Gareth R. Jones,
Texas A & M University Jennifer M. George,
Rice University Nancy Langton,
University of British Columbia
ISBN: 0070918163 Copyright year: 2005
About the Authors
Gareth Jones
Gareth Jones is a Professor of Management in the Lowry Mays College and
Graduate School of Business at Texas A&M University. He received both his BA
and PhD from the University of Lancaster, UK. He previously held teaching and
research appointments at the University of Warwick, Michigan State University,
and the University of Illinois at Urbana–Champaign.
He specializes in both strategic management and organizational theory and is
well known for his research that applies transaction cost analysis to explain many
forms of strategic behaviour. He is currently interested in strategy process and
issues concerning the development of trust and the role of affect in the strategic
decision-making process. He has published many articles in leading journals of the
field and his recent work has appeared in the Academy of Management Review, Journal
of International Business Studies, Human Relations, and the Journal of Management. One
of his articles won the Academy of Management Journal Best Paper Award, and he is
one of the most prolific authors in the Academy of Management Review. He is serving
or has served on the editorial boards of the Academy of Management Review, the
Journal of Management, and Management Inquiry. In addition to his academic achievements,
Gareth is co-author of three other major textbooks in the management discipline,
including organizational behaviour, organizational theory, and strategic
management.
Jennifer George
Jennifer George is also a Professor of Management in the Lowry Mays College
and Graduate School of Business at Texas A&M University. She received her BA
in Psychology/Sociology from Wesleyan University, her MBA in Finance from
New York University, and her PhD in Management and Organizational Behavior
from New York University.
She specializes in organizational behaviour and is well known for her research
on affect and mood, their determinants, and their effects on various individual and
group-level work outcomes. She is the author of many articles in leading peerreviewed
journals, and her recent work has appeared in the Academy of Management
Review, the Journal of Management, and Human Relations. One of her papers won the
Academy of Management’s Organizational Behavior Division Outstanding
Competitive Paper Award. She is, or has been, on the editorial review boards of the
Journal of Applied Psychology, Academy of Management Journal, Journal of Management,
and Journal of Managerial Issues, and was a consulting editor for the Journal of
Organizational Behavior. She is a Fellow in the American Psychological Association,
the American Psychological Society, and the Society for Industrial and
Organizational Psychology.
With her husband, Gareth Jones, she has written a leading textbook in organizational
behaviour.

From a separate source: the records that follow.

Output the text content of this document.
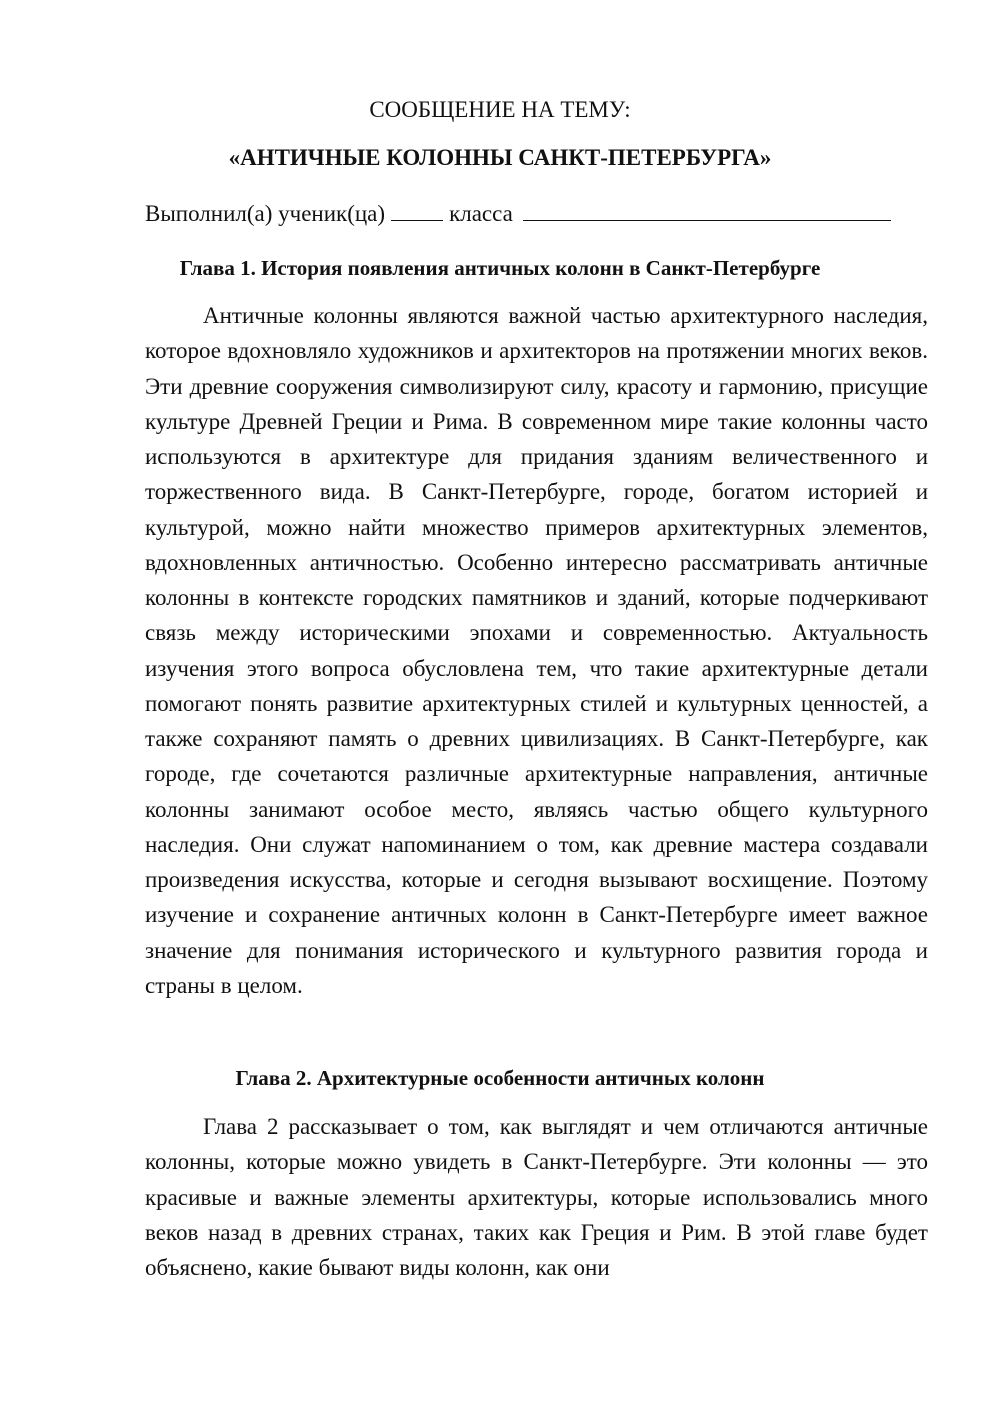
СООБЩЕНИЕ НА ТЕМУ:
«АНТИЧНЫЕ КОЛОННЫ САНКТ-ПЕТЕРБУРГА»
Выполнил(а) ученик(ца)	класса
Глава 1. История появления античных колонн в Санкт-Петербурге

Античные колонны являются важной частью архитектурного наследия, которое вдохновляло художников и архитекторов на протяжении многих веков. Эти древние сооружения символизируют силу, красоту и гармонию, присущие культуре Древней Греции и Рима. В современном мире такие колонны часто используются в архитектуре для придания зданиям величественного и торжественного вида. В Санкт-Петербурге, городе, богатом историей и культурой, можно найти множество примеров архитектурных элементов, вдохновленных античностью. Особенно интересно рассматривать античные колонны в контексте городских памятников и зданий, которые подчеркивают связь между историческими эпохами и современностью. Актуальность изучения этого вопроса обусловлена тем, что такие архитектурные детали помогают понять развитие архитектурных стилей и культурных ценностей, а также сохраняют память о древних цивилизациях. В Санкт-Петербурге, как городе, где сочетаются различные архитектурные направления, античные колонны занимают особое место, являясь частью общего культурного наследия. Они служат напоминанием о том, как древние мастера создавали произведения искусства, которые и сегодня вызывают восхищение. Поэтому изучение и сохранение античных колонн в Санкт-Петербурге имеет важное значение для понимания исторического и культурного развития города и страны в целом.

Глава 2. Архитектурные особенности античных колонн

Глава 2 рассказывает о том, как выглядят и чем отличаются античные колонны, которые можно увидеть в Санкт-Петербурге. Эти колонны — это красивые и важные элементы архитектуры, которые использовались много веков назад в древних странах, таких как Греция и Рим. В этой главе будет объяснено, какие бывают виды колонн, как они
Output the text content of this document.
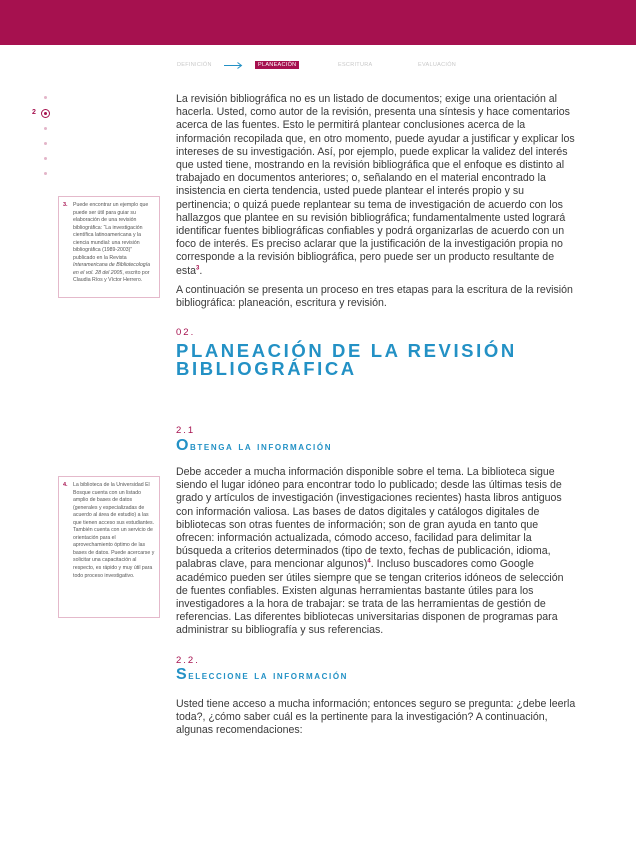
DEFINICIÓN	PLANEACIÓN	ESCRITURA	EVALUACIÓN
2
3. Puede encontrar un ejemplo que puede ser útil para guiar su elaboración de una revisión bibliográfica: “La investigación científica latinoamericana y la ciencia mundial: una revisión bibliográfica (1989-2003)” publicado en la Revista Interamericana de Bibliotecología en el vol. 28 del 2005, escrito por Claudia Ríos y Víctor Herrero.
4. La biblioteca de la Universidad El Bosque cuenta con un listado amplio de bases de datos (generales y especializadas de acuerdo al área de estudio) a las que tienen acceso sus estudiantes. También cuenta con un servicio de orientación para el aprovechamiento óptimo de las bases de datos. Puede acercarse y solicitar una capacitación al respecto, es rápido y muy útil para todo proceso investigativo.
La revisión bibliográfica no es un listado de documentos; exige una orientación al hacerla. Usted, como autor de la revisión, presenta una síntesis y hace comentarios acerca de las fuentes. Esto le permitirá plantear conclusiones acerca de la información recopilada que, en otro momento, puede ayudar a justificar y explicar los intereses de su investigación. Así, por ejemplo, puede explicar la validez del interés que usted tiene, mostrando en la revisión bibliográfica que el enfoque es distinto al trabajado en documentos anteriores; o, señalando en el material encontrado la insistencia en cierta tendencia, usted puede plantear el interés propio y su pertinencia; o quizá puede replantear su tema de investigación de acuerdo con los hallazgos que plantee en su revisión bibliográfica; fundamentalmente usted logrará identificar fuentes bibliográficas confiables y podrá organizarlas de acuerdo con un foco de interés. Es preciso aclarar que la justificación de la investigación propia no corresponde a la revisión bibliográfica, pero puede ser un producto resultante de esta$^3$.
A continuación se presenta un proceso en tres etapas para la escritura de la revisión bibliográfica: planeación, escritura y revisión.
02.
PLANEACIÓN DE LA REVISIÓN
BIBLIOGRÁFICA
2.1
Obtenga la información
Debe acceder a mucha información disponible sobre el tema. La biblioteca sigue siendo el lugar idóneo para encontrar todo lo publicado; desde las últimas tesis de grado y artículos de investigación (investigaciones recientes) hasta libros antiguos con información valiosa. Las bases de datos digitales y catálogos digitales de bibliotecas son otras fuentes de información; son de gran ayuda en tanto que ofrecen: información actualizada, cómodo acceso, facilidad para delimitar la búsqueda a criterios determinados (tipo de texto, fechas de publicación, idioma, palabras clave, para mencionar algunos)$^4$. Incluso buscadores como Google académico pueden ser útiles siempre que se tengan criterios idóneos de selección de fuentes confiables. Existen algunas herramientas bastante útiles para los investigadores a la hora de trabajar: se trata de las herramientas de gestión de referencias. Las diferentes bibliotecas universitarias disponen de programas para administrar su bibliografía y sus referencias.
2.2.
Seleccione la información
Usted tiene acceso a mucha información; entonces seguro se pregunta: ¿debe leerla toda?, ¿cómo saber cuál es la pertinente para la investigación? A continuación, algunas recomendaciones:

They have also collaborated on two children, Nicholas, who is
nine, and Julia, who is eight.
Nancy Langton
Nancy Langton received her PhD from Stanford University. Since completing her
graduate studies, Professor Langton has taught at the University of Oklahoma and
the University of British Columbia. Currently a member of the Organizational
Behaviour and Human Resources division in the Sauder School of Business,
University of British Columbia, and academic director of the Business Families
Centre at UBC, she teaches at the undergraduate, MBA and PhD level and conducts
executive programs on family business issues, time management, attracting
and retaining employees, as well as women and management issues.

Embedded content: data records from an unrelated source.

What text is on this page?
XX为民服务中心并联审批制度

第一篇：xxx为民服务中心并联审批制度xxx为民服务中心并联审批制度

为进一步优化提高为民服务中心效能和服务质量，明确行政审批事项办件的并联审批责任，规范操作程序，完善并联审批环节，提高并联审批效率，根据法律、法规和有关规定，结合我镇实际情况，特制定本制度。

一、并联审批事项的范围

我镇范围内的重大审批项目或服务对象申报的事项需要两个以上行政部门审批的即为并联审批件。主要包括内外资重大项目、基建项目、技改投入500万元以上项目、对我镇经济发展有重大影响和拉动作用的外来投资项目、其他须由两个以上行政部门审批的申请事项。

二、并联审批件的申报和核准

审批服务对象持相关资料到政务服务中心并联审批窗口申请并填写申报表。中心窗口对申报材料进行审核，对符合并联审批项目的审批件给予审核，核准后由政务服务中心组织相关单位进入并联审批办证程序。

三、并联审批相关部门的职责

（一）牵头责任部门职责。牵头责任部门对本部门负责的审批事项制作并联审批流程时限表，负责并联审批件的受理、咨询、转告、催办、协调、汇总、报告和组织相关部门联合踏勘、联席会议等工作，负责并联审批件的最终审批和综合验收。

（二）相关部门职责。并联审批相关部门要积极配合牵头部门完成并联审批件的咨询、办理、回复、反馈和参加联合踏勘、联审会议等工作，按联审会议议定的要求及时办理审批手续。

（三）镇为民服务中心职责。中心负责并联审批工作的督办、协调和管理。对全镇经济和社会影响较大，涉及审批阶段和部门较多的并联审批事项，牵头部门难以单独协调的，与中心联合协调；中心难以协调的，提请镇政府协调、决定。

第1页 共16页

Professor Langton has received several major three-year research grants from
the Social Sciences and Humanities Research Council of Canada (SSHRC), and
her research interests have focused on human resource issues in the workplace,
including pay equity, gender equity, and leadership and communication styles. She
is currently conducting longitudinal research with entrepreneurs in the Greater
Vancouver Region, looking specifically at their human resource practices. Her
research has appeared in such journals as Administrative Science Quarterly, American
Sociological Review, Organizational Studies, Sociological Quarterly, Journal of Management
Education, and Gender, Work and Organizations. She has won Best Paper commendations
from both the Academy of Management and the Administrative Sciences
Association of Canada, and in 2003 won the Best Women’s Entrepreneurship
Paper Award given by the Washington, DC-based Center for Women’s Business
Research for work with Jennifer Cliff (University of Alberta) and Howard Aldrich
(University of North Carolina). She has also published two textbooks on organizational
behaviour.
Professor Langton routinely wins high marks from her students for teaching. She
has been nominated many times for the Commerce Undergraduate Society
Awards, and has won several honourable mention plaques. In 1998 she won the
University of British Columbia Faculty of Commerce’s most prestigious award for
teaching innovation, The Talking Stick. The award was given for Professor
Langton’s redesign of the undergraduate organizational behaviour course as well
as the many activities that were a spinoff of these efforts. In 2001 she was part of
the UBC MBA Core design team that won the national Alan Blizzard Award,
which recognizes innovation in teaching. At heart, Professor Langton enjoys being
a teacher. But she also is a quilter and an accomplished pizza maker. She wishes she
had more time for these latter two activities.